Adatto per: Vegetariano

Ingredienti

  • 6 uova intere a temperatura ambiente (circa 330 g pesate senza guscio)
  • 180 g zucchero semolato fine
  • 150 g farina 00 setacciata due volte
  • 30 g fecola di patate setacciata
  • 1 bacca di vaniglia (i semi) o 1 cucchiaino di estratto naturale
  • 1 pizzico di sale fino

Ustensili

  • Planetaria con frusta a filo (o fruste elettriche potenti)
  • Stampo a cerniera da 24 cm, alto almeno 8 cm
  • Carta da forno
  • Setaccio a maglia fine
  • Spatola in silicone morbida
  • Termometro da forno (fortemente consigliato)
  • Griglia di raffreddamento

Preparazione

1. Portare le uova alla temperatura giusta

Tirate le uova dal frigorifero almeno un'ora prima di iniziare. Questo passaggio non è facoltativo: le uova fredde montano poco e male, perché le proteine dell'albume faticano a inglobare aria quando la temperatura è bassa. L'obiettivo è ottenere un composto che triplichi il suo volume, e questo accade in modo ottimale intorno ai 20–22 °C. Se avete dimenticato di tirarle fuori, immergete le uova intere (con guscio) in una ciotola di acqua tiepida per 10 minuti. Nel frattempo, preriscaldate il forno a 170 °C statico — mai ventilato, che asciuga la superficie prima che l'interno si cuocia — e foderate lo stampo a cerniera con carta da forno sul fondo, lasciando i bordi non imburrati: il pan di Spagna deve potersi "aggrappare" alle pareti per salire.
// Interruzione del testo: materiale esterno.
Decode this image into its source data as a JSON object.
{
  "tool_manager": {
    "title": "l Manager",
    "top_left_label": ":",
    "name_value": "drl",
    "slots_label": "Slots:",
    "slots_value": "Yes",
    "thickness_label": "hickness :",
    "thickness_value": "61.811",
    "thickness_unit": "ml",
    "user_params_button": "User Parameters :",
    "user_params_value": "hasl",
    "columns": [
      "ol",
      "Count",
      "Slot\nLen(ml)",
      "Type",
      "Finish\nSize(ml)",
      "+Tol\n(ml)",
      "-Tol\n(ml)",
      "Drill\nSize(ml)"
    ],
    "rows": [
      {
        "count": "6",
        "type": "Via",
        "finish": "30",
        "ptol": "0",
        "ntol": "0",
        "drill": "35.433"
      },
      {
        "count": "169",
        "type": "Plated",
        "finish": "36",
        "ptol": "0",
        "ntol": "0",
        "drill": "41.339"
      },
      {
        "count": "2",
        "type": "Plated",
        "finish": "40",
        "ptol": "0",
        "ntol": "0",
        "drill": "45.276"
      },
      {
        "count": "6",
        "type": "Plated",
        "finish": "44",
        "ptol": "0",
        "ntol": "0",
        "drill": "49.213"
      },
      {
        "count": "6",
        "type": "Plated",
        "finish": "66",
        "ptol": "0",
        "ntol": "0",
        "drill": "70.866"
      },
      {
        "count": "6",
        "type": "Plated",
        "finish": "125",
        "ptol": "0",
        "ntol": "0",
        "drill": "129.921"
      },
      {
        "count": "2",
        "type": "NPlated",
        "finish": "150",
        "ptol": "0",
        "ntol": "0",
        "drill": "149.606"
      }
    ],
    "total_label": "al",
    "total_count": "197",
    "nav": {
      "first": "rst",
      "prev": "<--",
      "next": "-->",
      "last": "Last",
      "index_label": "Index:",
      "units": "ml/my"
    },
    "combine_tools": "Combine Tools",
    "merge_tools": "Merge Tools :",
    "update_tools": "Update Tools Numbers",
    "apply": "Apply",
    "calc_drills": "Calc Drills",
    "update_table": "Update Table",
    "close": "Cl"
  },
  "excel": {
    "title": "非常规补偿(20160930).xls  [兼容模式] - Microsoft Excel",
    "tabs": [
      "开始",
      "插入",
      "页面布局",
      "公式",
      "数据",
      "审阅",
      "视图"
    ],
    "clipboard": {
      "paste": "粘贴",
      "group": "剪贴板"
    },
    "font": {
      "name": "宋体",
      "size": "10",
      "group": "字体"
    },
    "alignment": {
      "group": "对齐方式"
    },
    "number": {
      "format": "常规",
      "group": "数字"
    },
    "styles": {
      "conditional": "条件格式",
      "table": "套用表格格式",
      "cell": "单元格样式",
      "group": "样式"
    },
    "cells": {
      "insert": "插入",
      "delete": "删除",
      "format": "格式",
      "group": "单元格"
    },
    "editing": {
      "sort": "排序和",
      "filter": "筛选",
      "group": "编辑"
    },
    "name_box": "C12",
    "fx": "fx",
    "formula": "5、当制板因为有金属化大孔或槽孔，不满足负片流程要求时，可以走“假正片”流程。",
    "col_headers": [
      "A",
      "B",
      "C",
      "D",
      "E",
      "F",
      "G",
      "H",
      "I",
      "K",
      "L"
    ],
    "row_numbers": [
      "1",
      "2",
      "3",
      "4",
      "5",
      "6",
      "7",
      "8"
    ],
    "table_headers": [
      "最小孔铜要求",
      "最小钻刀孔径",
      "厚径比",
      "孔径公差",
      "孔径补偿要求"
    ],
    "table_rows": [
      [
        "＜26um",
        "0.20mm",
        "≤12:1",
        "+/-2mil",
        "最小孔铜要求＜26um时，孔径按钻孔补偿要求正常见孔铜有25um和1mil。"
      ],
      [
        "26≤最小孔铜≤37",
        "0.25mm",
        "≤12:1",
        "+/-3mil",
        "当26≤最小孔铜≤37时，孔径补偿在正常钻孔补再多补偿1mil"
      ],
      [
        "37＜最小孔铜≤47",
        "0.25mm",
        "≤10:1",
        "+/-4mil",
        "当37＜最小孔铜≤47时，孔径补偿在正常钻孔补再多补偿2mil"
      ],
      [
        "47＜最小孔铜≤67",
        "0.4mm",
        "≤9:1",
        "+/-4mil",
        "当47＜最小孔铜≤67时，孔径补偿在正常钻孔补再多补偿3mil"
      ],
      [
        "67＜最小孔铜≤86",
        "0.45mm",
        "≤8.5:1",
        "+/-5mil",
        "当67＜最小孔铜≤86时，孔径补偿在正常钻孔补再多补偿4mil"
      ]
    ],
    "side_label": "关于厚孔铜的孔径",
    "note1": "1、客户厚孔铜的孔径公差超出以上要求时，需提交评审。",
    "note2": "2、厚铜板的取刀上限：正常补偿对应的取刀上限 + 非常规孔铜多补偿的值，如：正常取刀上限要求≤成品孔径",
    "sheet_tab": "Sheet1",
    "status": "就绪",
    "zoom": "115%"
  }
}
2. Montare le uova intere con lo zucchero

Rompete le uova intere nella ciotola della planetaria. Aggiungete lo zucchero, il sale e i semi della bacca di vaniglia. Avviate le fruste a velocità media per i primi 2 minuti, poi portate alla velocità massima e montate per almeno 15–18 minuti senza interruzioni. Il composto deve diventare bianco, denso, quasi solido: quando sollevate la frusta e lasciate cadere un nastro di impasto, questo deve restare in superficie per qualche secondo prima di affondare — in pasticceria si chiama stadio a nastro o ribbon stage. È il segnale che le uova hanno inglobato abbastanza aria da sostenere la struttura senza bisogno di lievito chimico. Se montate a mano con fruste elettriche, contateci almeno 20 minuti: la stanchezza è parte della ricetta.

3. Incorporare le polveri con movimenti precisi

Setacciate insieme farina 00 e fecola di patate direttamente sul composto montato, in tre aggiunte successive. Tra un'aggiunta e l'altra, incorporate con la spatola in silicone usando movimenti ampi dal basso verso l'alto, ruotando la ciotola di circa un quarto di giro a ogni passaggio: il gesto si chiama folding, e il suo scopo è preservare le bolle d'aria faticosamente create nella fase precedente. Non mescolate mai in modo circolare o rapido: ogni giro brusco distrugge centinaia di microbolle e compromette la lievitazione fisica dell'impasto. Il composto è pronto quando la farina è completamente assorbita e non si vedono più tracce bianche: la consistenza finale deve essere densa ma fluida, simile a uno yogurt cremoso che cola lentamente dalla spatola.

4. Versare nello stampo senza sbattere

Versate il composto nello stampo preparato in un unico movimento lento, inclinando leggermente la ciotola e lasciando scorrere l'impasto al centro. Non livellate con la spatola picchiettando, non sbattete lo stampo sul piano di lavoro — ogni vibrazione brusca fa collassare le bolle d'aria. Se volete una superficie piana in cottura, potete ruotare delicatamente lo stampo con le mani per distribuire l'impasto. L'altezza del composto crudo nello stampo da 24 cm sarà di circa 5–6 cm: in cottura salirà fino a sfiorare i 10 cm.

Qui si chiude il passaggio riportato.